Your error message states that there is a syntax error at line 232; lines 232 and 233 are:
if [ ${grub_platform} == "efi" ]; then
fi
There is no resolution to the "if" statement. Something should follow then, before the fi (end of the statement). It's an incomplete statement.
Hopefully someone with a bit more experience in this area will be able to verify if I'm correct here.
My apologies if I offended you with my prior comments. I'm glad to hear you are not married to grub customizer, because as many have mentioned it can cause serious problems.
Sorry, if I made you feel unwelcome here. That wasn't my intention, and I hope you get everything fixed up, so you can enjoy Garuda.

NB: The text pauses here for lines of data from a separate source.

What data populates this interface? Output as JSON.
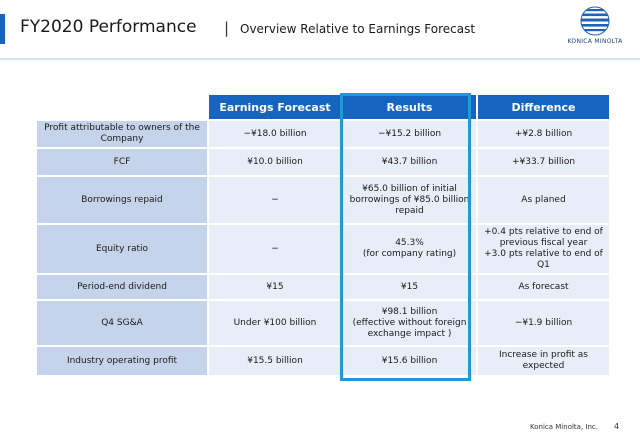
{
  "header": {
    "title": "FY2020 Performance",
    "separator": "|",
    "subtitle": "Overview Relative to Earnings Forecast",
    "logo_text": "KONICA MINOLTA"
  },
  "table": {
    "columns": [
      "",
      "Earnings Forecast",
      "Results",
      "Difference"
    ],
    "rows": [
      {
        "label": "Profit attributable to owners of the Company",
        "forecast": "−¥18.0 billion",
        "results": "−¥15.2 billion",
        "difference": "+¥2.8 billion"
      },
      {
        "label": "FCF",
        "forecast": "¥10.0 billion",
        "results": "¥43.7 billion",
        "difference": "+¥33.7 billion"
      },
      {
        "label": "Borrowings repaid",
        "forecast": "−",
        "results": "¥65.0 billion of initial borrowings of ¥85.0 billion repaid",
        "difference": "As planed"
      },
      {
        "label": "Equity ratio",
        "forecast": "−",
        "results": "45.3%\n(for company rating)",
        "difference": "+0.4 pts relative to end of previous fiscal year\n+3.0 pts relative to end of Q1"
      },
      {
        "label": "Period-end dividend",
        "forecast": "¥15",
        "results": "¥15",
        "difference": "As forecast"
      },
      {
        "label": "Q4 SG&A",
        "forecast": "Under ¥100 billion",
        "results": "¥98.1 billion\n(effective without foreign exchange impact )",
        "difference": "−¥1.9 billion"
      },
      {
        "label": "Industry operating profit",
        "forecast": "¥15.5 billion",
        "results": "¥15.6 billion",
        "difference": "Increase in profit as expected"
      }
    ]
  },
  "footer": {
    "company": "Konica Minolta, Inc.",
    "page": "4"
  },
  "colors": {
    "header_blue": "#1565c0",
    "highlight_frame": "#1e9bd7",
    "label_fill": "#c5d4ea",
    "cell_fill": "#e8eef7"
  }
}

I ran into something similar today. That bad if statement was in /etc/grub.d/61_custom . I removed it and grub-customizer worked as expected. I'm not sure if that's a default file or not but my Garuda installation is very new so it feels like it.

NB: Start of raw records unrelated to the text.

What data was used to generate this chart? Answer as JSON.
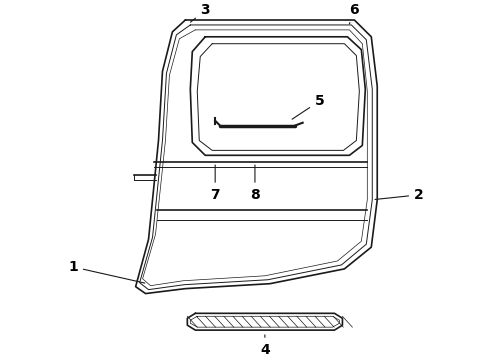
{
  "bg_color": "#ffffff",
  "line_color": "#1a1a1a",
  "lw_outer": 1.2,
  "lw_inner": 0.7,
  "lw_thin": 0.5,
  "label_fontsize": 10,
  "label_fontweight": "bold"
}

If you think it is bad syntax, don't you want to correct this for all Garuda users?
If you want to act like normal Linux ethics, please help correct a possible bug.
Post
pacman -Qo /etc/grub.d/*
for file in /etc/grub.d/61_custom* ; do echo ------ ; echo -E $file ; echo ------ ; grep [[:print:]] $file ; done
My system was installed yesterday with the Gnome Garuda, fyi.
This is the output.
/etc/grub.d/00_header is owned by grub 2:2.04-8
error: No package owns /etc/grub.d/06_grub-customizer_menu_color_helper
/etc/grub.d/10_linux is owned by grub 2:2.04-8
/etc/grub.d/20_linux_xen is owned by grub 2:2.04-8
error: No package owns /etc/grub.d/30_os-prober_proxy
/etc/grub.d/41_custom is owned by grub 2:2.04-8
/etc/grub.d/41_snapshots-btrfs is owned by grub-btrfs 4.7.1-1
/etc/grub.d/60_memtest86+ is owned by memtest86+ 5.01-4
error: No package owns /etc/grub.d/61_custom
error: No package owns /etc/grub.d/backup
error: No package owns /etc/grub.d/bin
error: No package owns /etc/grub.d/proxifiedScripts
/etc/grub.d/README is owned by grub 2:2.04-8
------
/etc/grub.d/61_custom
------
zsh: no matches found: [[:print:]]
Here is the code for my 61_custom
exec tail -n +3 $0
# This file provides an easy way to add custom menu entries. Simply type the
# menu entries you want to add after this comment. Be careful not to change
# the 'exec tail' line above.
menuentry "Shutdown" --class shutdown {
echo "System shutting down..."
halt
}
menuentry "Restart" --class restart {
echo "System rebooting..."
reboot
}
menuentry "Firmware Setup (UEFI)" --class recovery {
fwsetup
}
As @tardy had found earlier there was a bad if statement in the grub.config that was getting generated by grub_customizer. That if statement was in 61_custom.
Just to follow up. The reason I used grub customizer in the first place was that Garuda boot options didn't appear to save my default boot preference when I switched it to Windows. I'll try to get some more info a create a new thread.
It seems btrfs FS is not "working out with grub environment variables", so it is preferred/suggested to NOT set GRUB_DEFAULT=saved, as grub cannot read or write environment var saved_entry.